New blood test offers ‘major breakthrough’ in cancer diagnosis

Hope of improving cure rates for 8 common cancers have been raised as researchers at Johns Hopkins Kimmel Cancer Center in the U.S. have developed a single blood test which can screen for eight different types of cancer and pinpoint the location.

CancerSEEK is a unique, noninvasive test that simultaneously evaluates levels of eight common cancer proteins and the presence of cancer gene mutations from DNA circulating in the blood. The cancers that the test screens for—cancers of the ovary, liver, stomach, pancreas, esophagus, colorectum, lung, or breast—account for more than 60 percent of cancer deaths in the United States. Five of the cancers covered by the test currently have no screening test.

CancerSEEK will be relatively inexpensive and in theory will be able to be undertaken by GPs alongside other blood work.

Bert Vogelstein. Johns Hopkins Professor of Oncology said:

“This test represents the next step in changing the focus of cancer research from late-stage disease to early disease, which I believe will be critical to reducing cancer deaths in the long term.”

Nickolas Papadopoulos, senior author and professor of oncology and pathology at Johns Hopkins added:

“The use of a combination of selected biomarkers for early detection has the potential to change the way we screen for cancer, and it is based on the same rationale for using combinations of drugs to treat cancers.”

The findings were published online Thursday by Science.

“Circulating tumor DNA mutations can be highly specific markers for cancer. To capitalize on this inherent specificity, we sought to develop a small yet robust panel that could detect at least one mutation in the vast majority of cancers,” says Joshua Cohen, an MD-PhD student at the Johns Hopkins University School of Medicine and the paper’s first author. “In fact, keeping the mutation panel small is essential to minimize false-positive results and keep such screening tests affordable.”

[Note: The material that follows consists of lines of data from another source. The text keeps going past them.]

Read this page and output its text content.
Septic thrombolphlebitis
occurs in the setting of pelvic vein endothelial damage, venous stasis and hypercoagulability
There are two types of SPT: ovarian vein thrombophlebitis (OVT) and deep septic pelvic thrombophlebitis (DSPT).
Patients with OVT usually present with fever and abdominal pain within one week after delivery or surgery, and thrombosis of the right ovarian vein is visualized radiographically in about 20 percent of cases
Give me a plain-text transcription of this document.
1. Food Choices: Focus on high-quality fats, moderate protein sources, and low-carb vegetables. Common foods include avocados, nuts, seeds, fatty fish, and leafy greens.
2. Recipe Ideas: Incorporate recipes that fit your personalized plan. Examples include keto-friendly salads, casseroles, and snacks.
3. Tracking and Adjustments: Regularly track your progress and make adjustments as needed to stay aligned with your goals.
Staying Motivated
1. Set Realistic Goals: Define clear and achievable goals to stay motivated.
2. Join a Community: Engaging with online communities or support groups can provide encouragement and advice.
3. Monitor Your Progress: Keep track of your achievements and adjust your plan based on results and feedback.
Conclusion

The investigators initially explored several hundred genes and 40 protein markers, whittling the number down to segments of 16 genes and eight proteins. They point out that this molecular test is solely aimed at cancer screening and, therefore, is different from other molecular tests, which rely on analyzing large numbers of cancer-driving genes to identify therapeutically actionable targets.

In this study, the test had greater than 99 percent specificity for cancer. The test was used on 812 healthy controls and produced only seven false-positive results.

“Very high specificity was essential because false-positive results can subject patients to unnecessary invasive follow-up tests and procedures to confirm the presence of cancer,” says Kenneth Kinzler, professor of oncology.